Perhaps the most enduring of these effects was a steady increase in the dynamic – the volume of sound – of the music, often building towards a climax followed by a “diminuendo”, the contrary process of diminishing or reducing the volume. This very significant contribution to the emotional range of orchestral music, so much used even today that we take it for granted, was known as the ‘Mannheim crescendo’.
So a “crescendo” is a progression over time, which may “reach” a conclusion in the form of a climax (a forte), or not. The “crescendo” itself cannot be said to be “reached” since it is by definition a transition towards something else. But it’s all too often used, as in my example above, as though it describes a fixed point in time, like a climax.

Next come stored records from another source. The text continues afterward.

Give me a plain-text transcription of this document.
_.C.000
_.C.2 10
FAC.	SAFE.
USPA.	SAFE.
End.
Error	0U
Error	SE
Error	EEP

The word has come also to denote a shape. The “crescent” moon has the curved, horned shape that the word has come to imply. Once the moon has outgrown that phase it becomes a half-moon and then, a night or two later, a “gibbous” moon. This word comes from the Latin “gibbus”, a hump, and means “protuberant” – and by extension “pregnant”.
And if you’re wondering how to pronounce it, which I have often done, its first consonant is a hard “g”, not, as we should expect, the soft “dj” sound usually encountered in words derived from the Latin. The OED notes this pronunciation as an exceptional usage and offers no special explanation for it. It has evidently just evolved over the course of time in common usage which, as we know, takes little notice of grammarians’ rules.

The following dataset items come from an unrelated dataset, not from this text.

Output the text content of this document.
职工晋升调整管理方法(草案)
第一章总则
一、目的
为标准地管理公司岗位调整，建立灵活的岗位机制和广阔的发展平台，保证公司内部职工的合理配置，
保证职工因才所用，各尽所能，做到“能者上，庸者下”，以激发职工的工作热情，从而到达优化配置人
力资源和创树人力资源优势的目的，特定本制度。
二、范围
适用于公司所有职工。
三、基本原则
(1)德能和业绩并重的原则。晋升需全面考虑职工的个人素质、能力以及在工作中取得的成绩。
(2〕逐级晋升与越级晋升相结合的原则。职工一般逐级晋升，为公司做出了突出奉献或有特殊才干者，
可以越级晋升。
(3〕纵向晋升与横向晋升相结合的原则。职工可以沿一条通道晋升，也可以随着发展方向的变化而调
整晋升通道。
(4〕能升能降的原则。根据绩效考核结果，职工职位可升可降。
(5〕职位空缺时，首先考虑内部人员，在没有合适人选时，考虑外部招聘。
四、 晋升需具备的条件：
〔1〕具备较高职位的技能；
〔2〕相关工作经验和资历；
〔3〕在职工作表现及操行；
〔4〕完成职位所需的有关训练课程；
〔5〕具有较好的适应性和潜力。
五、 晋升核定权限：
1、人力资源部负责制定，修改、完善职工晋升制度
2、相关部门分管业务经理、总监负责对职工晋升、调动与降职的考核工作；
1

To revert to the theme of a crescendo among animal noises: I am reminded of a warm midsummer night some years ago when I stood at midnight in the Long Walk at Windsor, listening to the extraordinary babble of a herd of red deer in a nearby valley. The racket grew louder and louder and suddenly stopped, when the entire herd suddenly galloped from the valley they had been chattering in, across the mile-long avenue of the Long Walk, to another field on the other side.
There they remained, silent, for a time; but I’ve no doubt they restarted their conversation, and another prolonged crescendo, shortly afterwards. This seems to be a parallel in the deer population to the behaviour of jackdaws as observed by that contributor to the Today programme.